June 7 (Bloomberg) -- Italy’s government bonds rose, pushing 10-year yields down the most in more than two months, as data showing U.S. companies added more jobs than economists forecast in May boosted demand for higher-yielding assets.
Spanish securities also gained as the U.S. Labor Department said payrolls rose 175,000 last month after adding a revised 149,000 in April. German, Belgian, Dutch and Austrian bonds fell as demand for safer assets waned. Euro-area government bonds slid yesterday, pushing Spanish and Italian 10-year yields up the most in six weeks, after European Central Bank President Mario Draghi said the economy will return to growth by year-end, reducing the need for additional stimulus.
“There is a relief rally in Italy and Spain,” said Alessandro Giansanti, a senior rates strategist at ING Groep NV in Amsterdam. “The market overreacted to the ECB meeting. Today’s payroll data shows an improvement in job market which points to better economic conditions in U.S. Hence, the data is supportive for risky assets.”
Italian 10-year yields fell 18 basis points, or 0.18 percentage point, to 4.19 percent at 4:51 p.m. London time, the biggest decline since April 5. The 4.5 percent security due in May 2023 climbed 1.4, or 14 euros per 1,000-euro ($1,322) face amount, to 102.84. Yields rose 23 basis points yesterday, the most since Feb. 26.
The rate on similar-maturity Spanish bonds fell 15 basis points to 4.54 percent, while Germany’s 10-year bund yield rose three basis points to 1.55 percent after earlier sliding to as low as 1.48 percent, the least since May 31.
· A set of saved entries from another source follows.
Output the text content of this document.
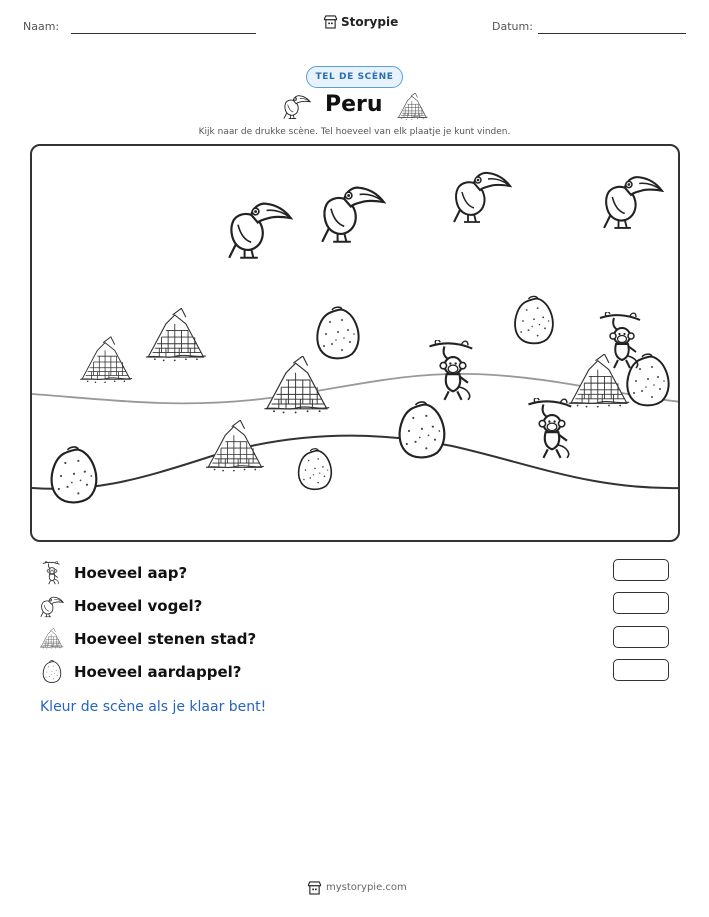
Naam:	Storypie	Datum:
TEL DE SCÈNE
Peru
Kijk naar de drukke scène. Tel hoeveel van elk plaatje je kunt vinden.
Hoeveel aap?
Hoeveel vogel?
Hoeveel stenen stad?
Hoeveel aardappel?
Kleur de scène als je klaar bent!
mystorypie.com
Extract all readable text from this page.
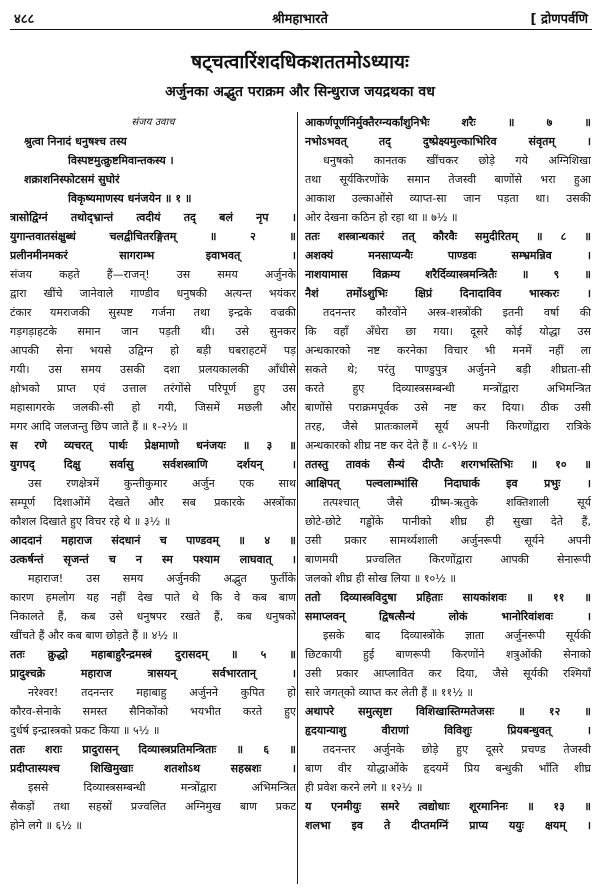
४८८	श्रीमहाभारते	[ द्रोणपर्वणि
षट्चत्वारिंशदधिकशततमोऽध्यायः
अर्जुनका अद्भुत पराक्रम और सिन्धुराज जयद्रथका वध
संजय उवाच
श्रुत्वा निनादं धनुषश्च तस्य
विस्पष्टमुत्क्रुष्टमिवान्तकस्य ।
शक्राशनिस्फोटसमं सुघोरं
विकृष्यमाणस्य धनंजयेन ॥ १ ॥
त्रासोद्विग्नं तथोद्भ्रान्तं त्वदीयं तद् बलं नृप ।
युगान्तवातसंक्षुब्धं चलद्वीचितरङ्गितम् ॥ २ ॥
प्रलीनमीनमकरं सागराम्भ इवाभवत् ।
संजय कहते हैं—राजन्! उस समय अर्जुनके
द्वारा खींचे जानेवाले गाण्डीव धनुषकी अत्यन्त भयंकर
टंकार यमराजकी सुस्पष्ट गर्जना तथा इन्द्रके वज्रकी
गड़गड़ाहटके समान जान पड़ती थी। उसे सुनकर
आपकी सेना भयसे उद्विग्न हो बड़ी घबराहटमें पड़
गयी। उस समय उसकी दशा प्रलयकालकी आँधीसे
क्षोभको प्राप्त एवं उत्ताल तरंगोंसे परिपूर्ण हुए उस
महासागरके जलकी-सी हो गयी, जिसमें मछली और
मगर आदि जलजन्तु छिप जाते हैं ॥ १-२½ ॥
स रणे व्यचरत् पार्थः प्रेक्षमाणो धनंजयः ॥ ३ ॥
युगपद् दिक्षु सर्वासु सर्वशस्त्राणि दर्शयन् ।
उस रणक्षेत्रमें कुन्तीकुमार अर्जुन एक साथ
सम्पूर्ण दिशाओंमें देखते और सब प्रकारके अस्त्रोंका
कौशल दिखाते हुए विचर रहे थे ॥ ३½ ॥
आददानं महाराज संदधानं च पाण्डवम् ॥ ४ ॥
उत्कर्षन्तं सृजन्तं च न स्म पश्याम लाघवात् ।
महाराज! उस समय अर्जुनकी अद्भुत फुर्तीके
कारण हमलोग यह नहीं देख पाते थे कि वे कब बाण
निकालते हैं, कब उसे धनुषपर रखते हैं, कब धनुषको
खींचते हैं और कब बाण छोड़ते हैं ॥ ४½ ॥
ततः क्रुद्धो महाबाहुरैन्द्रमस्त्रं दुरासदम् ॥ ५ ॥
प्रादुश्चक्रे महाराज त्रासयन् सर्वभारतान् ।
नरेश्वर! तदनन्तर महाबाहु अर्जुनने कुपित हो
कौरव-सेनाके समस्त सैनिकोंको भयभीत करते हुए
दुर्धर्ष इन्द्रास्त्रको प्रकट किया ॥ ५½ ॥
ततः शराः प्रादुरासन् दिव्यास्त्रप्रतिमन्त्रिताः ॥ ६ ॥
प्रदीप्तास्यश्च शिखिमुखाः शतशोऽथ सहस्रशः ।
इससे दिव्यास्त्रसम्बन्धी मन्त्रोंद्वारा अभिमन्त्रित
सैकड़ों तथा सहस्रों प्रज्वलित अग्निमुख बाण प्रकट
होने लगे ॥ ६½ ॥
आकर्णपूर्णनिर्मुक्तैरग्न्यर्कांशुनिभैः शरैः ॥ ७ ॥
नभोऽभवत् तद् दुष्प्रेक्ष्यमुल्काभिरिव संवृतम् ।
धनुषको कानतक खींचकर छोड़े गये अग्निशिखा
तथा सूर्यकिरणोंके समान तेजस्वी बाणोंसे भरा हुआ
आकाश उल्काओंसे व्याप्त-सा जान पड़ता था। उसकी
ओर देखना कठिन हो रहा था ॥ ७½ ॥
ततः शस्त्रान्धकारं तत् कौरवैः समुदीरितम् ॥ ८ ॥
अशक्यं मनसाप्यन्यैः पाण्डवः सम्भ्रमन्निव ।
नाशयामास विक्रम्य शरैर्दिव्यास्त्रमन्त्रितैः ॥ ९ ॥
नैशं तमोंऽशुभिः क्षिप्रं दिनादाविव भास्करः ।
तदनन्तर कौरवोंने अस्त्र-शस्त्रोंकी इतनी वर्षा की
कि वहाँ अँधेरा छा गया। दूसरे कोई योद्धा उस
अन्धकारको नष्ट करनेका विचार भी मनमें नहीं ला
सकते थे; परंतु पाण्डुपुत्र अर्जुनने बड़ी शीघ्रता-सी
करते हुए दिव्यास्त्रसम्बन्धी मन्त्रोंद्वारा अभिमन्त्रित
बाणोंसे पराक्रमपूर्वक उसे नष्ट कर दिया। ठीक उसी
तरह, जैसे प्रातःकालमें सूर्य अपनी किरणोंद्वारा रात्रिके
अन्धकारको शीघ्र नष्ट कर देते हैं ॥ ८-९½ ॥
ततस्तु तावकं सैन्यं दीप्तैः शरगभस्तिभिः ॥ १० ॥
आक्षिपत् पल्वलाम्भांसि निदाघार्क इव प्रभुः ।
तत्पश्चात् जैसे ग्रीष्म-ऋतुके शक्तिशाली सूर्य
छोटे-छोटे गड्ढोंके पानीको शीघ्र ही सुखा देते हैं,
उसी प्रकार सामर्थ्यशाली अर्जुनरूपी सूर्यने अपनी
बाणमयी प्रज्वलित किरणोंद्वारा आपकी सेनारूपी
जलको शीघ्र ही सोख लिया ॥ १०½ ॥
ततो दिव्यास्त्रविदुषा प्रहिताः सायकांशवः ॥ ११ ॥
समाप्लवन् द्विषत्सैन्यं लोकं भानोरिवांशवः ।
इसके बाद दिव्यास्त्रोंके ज्ञाता अर्जुनरूपी सूर्यकी
छिटकायी हुई बाणरूपी किरणोंने शत्रुओंकी सेनाको
उसी प्रकार आप्लावित कर दिया, जैसे सूर्यकी रश्मियाँ
सारे जगत्‌को व्याप्त कर लेती हैं ॥ ११½ ॥
अथापरे समुत्सृष्टा विशिखास्तिग्मतेजसः ॥ १२ ॥
हृदयान्याशु वीराणां विविशुः प्रियबन्धुवत् ।
तदनन्तर अर्जुनके छोड़े हुए दूसरे प्रचण्ड तेजस्वी
बाण वीर योद्धाओंके हृदयमें प्रिय बन्धुकी भाँति शीघ्र
ही प्रवेश करने लगे ॥ १२½ ॥
य एनमीयुः समरे त्वद्योधाः शूरमानिनः ॥ १३ ॥
शलभा इव ते दीप्तमग्निं प्राप्य ययुः क्षयम् ।
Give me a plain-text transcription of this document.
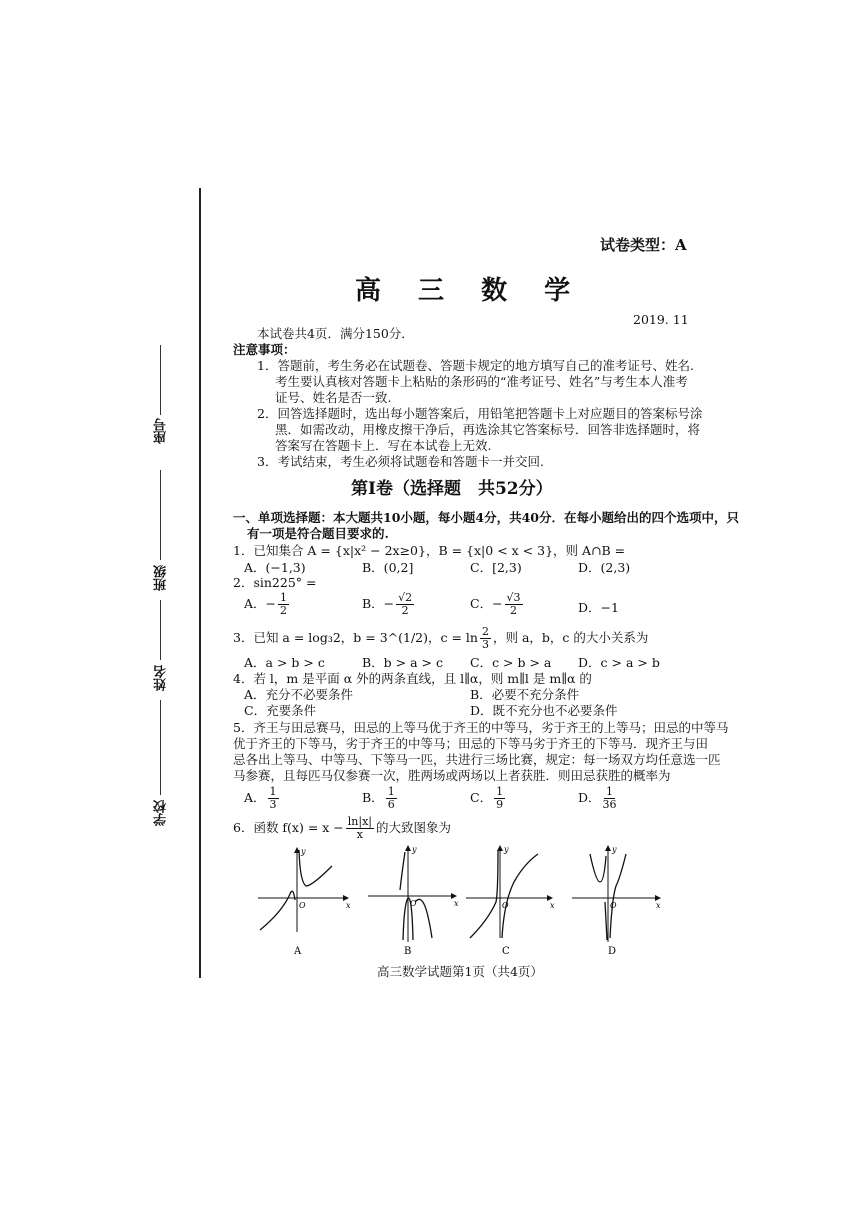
座号
班级
姓名
学校
试卷类型：A
高 三 数 学
2019. 11
本试卷共4页．满分150分．
注意事项：
1．答题前，考生务必在试题卷、答题卡规定的地方填写自己的准考证号、姓名.
考生要认真核对答题卡上粘贴的条形码的“准考证号、姓名”与考生本人准考
证号、姓名是否一致.
2．回答选择题时，选出每小题答案后，用铅笔把答题卡上对应题目的答案标号涂
黑．如需改动，用橡皮擦干净后，再选涂其它答案标号．回答非选择题时，将
答案写在答题卡上．写在本试卷上无效.
3．考试结束，考生必须将试题卷和答题卡一并交回.
第Ⅰ卷（选择题　共52分）
一、单项选择题：本大题共10小题，每小题4分，共40分．在每小题给出的四个选项中，只
有一项是符合题目要求的.
1．已知集合 A = {x|x² − 2x≥0}，B = {x|0 < x < 3}，则 A∩B =
A．(−1,3)	B．(0,2]	C．[2,3)	D．(2,3)
2．sin225° =
A．− $\frac{1}{2}$	B．− $\frac{√2}{2}$	C．− $\frac{√3}{2}$	D．−1
3．已知 a = log₃2，b = 3^(1/2)，$c = \ln \frac{2}{3}$ ，则 a，b，c 的大小关系为
A．a > b > c	B．b > a > c C．c > b > a D．c > a > b
4．若 l，m 是平面 α 外的两条直线，且 l∥α，则 m∥l 是 m∥α 的
A．充分不必要条件	B．必要不充分条件
C．充要条件	D．既不充分也不必要条件
5．齐王与田忌赛马，田忌的上等马优于齐王的中等马，劣于齐王的上等马；田忌的中等马
优于齐王的下等马，劣于齐王的中等马；田忌的下等马劣于齐王的下等马．现齐王与田
忌各出上等马、中等马、下等马一匹，共进行三场比赛，规定：每一场双方均任意选一匹
马参赛，且每匹马仅参赛一次，胜两场或两场以上者获胜．则田忌获胜的概率为
A． $\frac{1}{3}$	B． $\frac{1}{6}$	C． $\frac{1}{9}$	D． $\frac{1}{36}$
6．函数 $f(x) = x - \frac{\ln|x|}{x}$ 的大致图象为
y
x
O
A
y
x
O
B
y
x
O
C
y
x
O
D
高三数学试题第1页（共4页）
Loomis Sayles & Co. sold all its Spanish bonds while retaining some Italian securities, Boston-based money manager Kenneth Buntrock said today.
“We’ve been opportunistic about buying Italian and Spanish bonds,” Buntrock said at a media briefing in London. “There are still problems in the region. We are concerned about growth.”
Belgium’s 10-year yield climbed four basis points to 2.34 percent, while the rate on similar-maturity Austrian debt increased three basis points to 1.95 percent. Dutch 10-year yields added two basis points to 1.89 percent.
The ECB cut its main interest rate by a quarter of a percentage point at its May meeting, when policy makers also considered taking the unprecedented step of charging banks to park funds with it overnight as a means of stoking lending to boost the region’s economy.
Draghi yesterday said the ECB had kept additional stimulus measures, including negative deposit rates, “on the shelf.” He was speaking after policy makers left the refinancing rate at a record-low 0.5 percent.
Portuguese 10-year bonds declined, pushing the yield on the securities up seven basis points to 6.14 percent. It earlier climbed 24 basis points to 6.31 percent, the highest since April 15.
Italian bonds handed investors a return of 2.7 percent this year through yesterday, according to the Bloomberg Italy Sovereign Bond Index. Spanish securities gained 5.3 percent, while German bonds lost 0.8 percent, separate indexes show.